Beethoven Piano Concertos Nos 4 & 5
Fellner’s subtlety places this disc among the finest recordings of these works
View record and artist detailsRecord and Artist Details
Genre:
Orchestral
Label: ECM New Series
Magazine Review Date: 6/2010
Media Format: CD or Download
Media Runtime: 73
Mastering:
Stereo
DDD
Catalogue Number: 476 3315

Author: Bryce Morrison
Till Fellner, always among the more quietly celebrated pianists, includes Alfred Brendel among his mentors and together with Kent Nagano and the Montreal SO gives us two of the most supremely satisfying performances of both these concertos on record. This is a dream partnership with soloist and conductor working hand-in-glove, and even when you conjure with so many glorious names in such core repertoire (from Schnabel to Lupu) you will rarely hear playing of such an enviable, unimpeded musical grace and fluency.
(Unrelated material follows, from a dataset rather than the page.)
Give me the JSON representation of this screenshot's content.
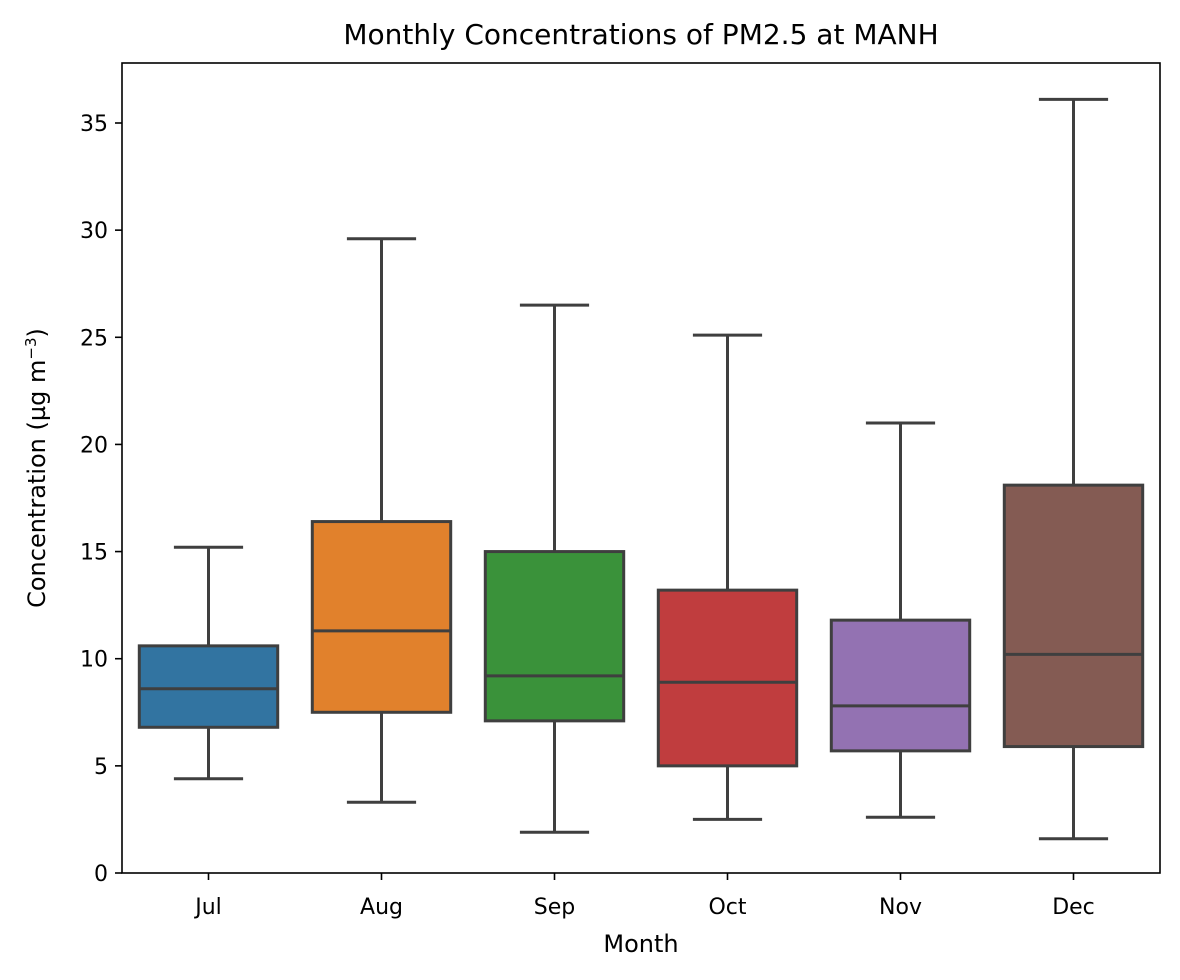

Fellner surely belongs among that elite who Charles Rosen so memorably defined as those who, while they appear to do nothing, achieve everything. His playing is subtly rather than ostentatiously coloured and inflected, and if others might be thought more vivid or personal, Fellner’s and Nagano’s ease and naturalness always allow Beethoven his own voice. Fellner’s still small voice of calm in the Fourth Concerto’s central Andante con moto is one among many glories, and if many of us are looking ahead to Paul Lewis’s forthcoming cycle of the complete concertos, and also to a possible recording by Maria João Pires, whose performances have been universally admired, even they will be hard pressed to equal let alone surpass Fellner’s Olympian mastery. Some biographical reminders and a total timing would have been helpful but balance and sound are pleasingly natural and this memorable issue is crowned with a short but intriguing essay by Paul Griffiths.